As a youngster, Watkins’ first experiences with music in Dayton took the form of guitar lessons.

“I had weekly classical guitar lessons for a period of time and after a couple of years my sister started studying piano and my parents purchased an upright piano from a local piano store there,” he recalls. “It was the kind of thing where the store provided free piano lessons and so I took a couple of those lessons, but then my parents said if I wanted to take piano in a more consistent way that would be fine. So I started studying piano with the neighborhood teacher, Anne Davis, who lived right across the street from us.”

Eventually, the guitar was displaced and piano became his musical outlet. In junior high, he started playing saxophone in the band at Precious Blood Elementary and that continued into his years at Archbishop Alter High School where he was in marching and concert bands, eventually undertaking study of the bassoon as well.

Watkins says while all of this was wonderful and he enjoyed it greatly, he had doubts about whether or not he could sustain a living as a musician. When he entered the University of Dayton as a freshman, it was as a chemical engineering major with the idea that he would go to medical school afterwards. He continued studying piano with Pat Howard, an adjunct professor at UD, and his interest in music only increased as the academic interest in engineering waned.

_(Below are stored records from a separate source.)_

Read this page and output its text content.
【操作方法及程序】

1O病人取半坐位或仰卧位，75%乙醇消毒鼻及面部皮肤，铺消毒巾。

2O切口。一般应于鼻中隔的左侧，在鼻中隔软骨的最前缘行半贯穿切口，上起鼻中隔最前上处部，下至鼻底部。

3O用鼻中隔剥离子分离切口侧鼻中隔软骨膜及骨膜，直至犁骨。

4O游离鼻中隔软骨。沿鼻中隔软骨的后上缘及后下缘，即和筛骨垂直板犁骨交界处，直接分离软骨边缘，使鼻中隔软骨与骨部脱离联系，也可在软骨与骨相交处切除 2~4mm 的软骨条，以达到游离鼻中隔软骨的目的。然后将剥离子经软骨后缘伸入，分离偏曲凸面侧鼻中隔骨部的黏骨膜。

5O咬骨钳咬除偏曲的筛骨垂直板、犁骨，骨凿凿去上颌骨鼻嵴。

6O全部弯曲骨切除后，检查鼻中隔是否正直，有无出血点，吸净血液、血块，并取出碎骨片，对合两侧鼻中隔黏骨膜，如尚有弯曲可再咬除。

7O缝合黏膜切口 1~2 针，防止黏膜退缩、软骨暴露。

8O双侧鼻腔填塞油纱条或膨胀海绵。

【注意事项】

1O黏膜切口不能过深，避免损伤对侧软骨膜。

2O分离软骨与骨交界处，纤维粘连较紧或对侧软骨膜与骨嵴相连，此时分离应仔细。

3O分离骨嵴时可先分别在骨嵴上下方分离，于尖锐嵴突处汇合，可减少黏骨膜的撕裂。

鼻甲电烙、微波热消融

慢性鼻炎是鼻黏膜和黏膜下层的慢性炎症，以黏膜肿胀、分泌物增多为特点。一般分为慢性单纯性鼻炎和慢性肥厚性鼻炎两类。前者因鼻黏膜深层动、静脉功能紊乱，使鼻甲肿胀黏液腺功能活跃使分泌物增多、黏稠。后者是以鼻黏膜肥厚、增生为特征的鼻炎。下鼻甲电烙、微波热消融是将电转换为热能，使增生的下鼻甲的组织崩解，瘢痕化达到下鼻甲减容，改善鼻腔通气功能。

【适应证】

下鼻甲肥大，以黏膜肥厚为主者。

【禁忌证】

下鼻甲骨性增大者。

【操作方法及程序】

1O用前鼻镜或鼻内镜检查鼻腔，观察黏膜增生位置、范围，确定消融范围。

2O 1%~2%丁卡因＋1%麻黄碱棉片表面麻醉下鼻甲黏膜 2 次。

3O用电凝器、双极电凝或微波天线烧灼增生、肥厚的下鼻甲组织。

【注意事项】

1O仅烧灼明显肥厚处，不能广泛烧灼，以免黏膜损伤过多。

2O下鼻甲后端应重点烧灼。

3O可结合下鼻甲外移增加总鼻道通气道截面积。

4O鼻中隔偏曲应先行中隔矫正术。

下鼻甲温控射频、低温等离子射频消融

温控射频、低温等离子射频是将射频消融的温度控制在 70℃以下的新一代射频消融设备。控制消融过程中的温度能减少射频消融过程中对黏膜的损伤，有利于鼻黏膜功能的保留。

“I decided after my sophomore year to make the change to what I truly wanted to do,” recalls Watkins. “Coincidentally, a new professor came to UD that year – Tibor Szasz, a wonderful performer and scholar – and I worked with him intensively over the next two and a half years. He had done his doctorate at the University of Michigan, so that ended up being one of the schools I looked at for grad study and I did end up going there to do a master’s degree in solo piano, and eventually a doctoral degree in collaborative piano.”

Career highlights

When asked about highlights of his career, Watkins says there have been so many incredible times that it’s hard to think of just one thing.

Here are just a few:

  • Numerous performances in all the various spaces of Carnegie Hall.
  • A recital at the United States Supreme Court with the great mezzo-soprano Joyce DiDonato, hosted by Ruth Bader Ginsburg, a deep lover of opera. Watkins also performed at another event for Ginsburg at Harvard University.
  • Collaborations with opera stars including Renée Fleming, Joyce DiDonato, Kathleen Battle, Lawrence Brownlee and Thomas Hampson.
  • A concert at Tulsa Opera in commemoration of the 1921 race massacre called “Greenwood Overcomes.”
  • A program in Hamburg with Hampson and singers in the Elbphilharmonie concert hall amid the COVID-19 pandemic which celebrated black composers and their contributions.
  • Teaching in summer programs and at conservatories.
  • And most recently, a premiere Jan. 12 at the Metropolitan Museum of Art of a song cycle by Shawn Okpebholo. New York Times critic Oussama Zahr wrote:“The pianist Howard Watkins, dignified and unshowy, resisted moroseness as well as sentimentality, locating the power of the piece in its observational lens. Even in the wrenching song ‘Ahmaud’ — a tribute to Ahmaud Arbery who was gunned down in Georgia in 2020 by vigilantes — Watkins avoided milking the delicate, quietly devastated piano part as Giddens sang the lyric with the immediacy of a dramatic monologue.”

Watkins says he is especially excited about the upcoming celebration of Maria Callas at Dayton Opera.

“Callas was one of the greatest singers in the history of opera in what she represents to all of us in her deep commitment to great singing and artistry married to complete immersion in the drama and text,” he says. “A Callas performance is never only about beautiful singing though it does contain that; rather, it guarantees storytelling at the highest level and draws the listener into the drama at an unparalleled level. Performing with these young singers in the repertoire that Callas sang is a chance for us to remember her artistry while experiencing their own fantastic singing and acting.”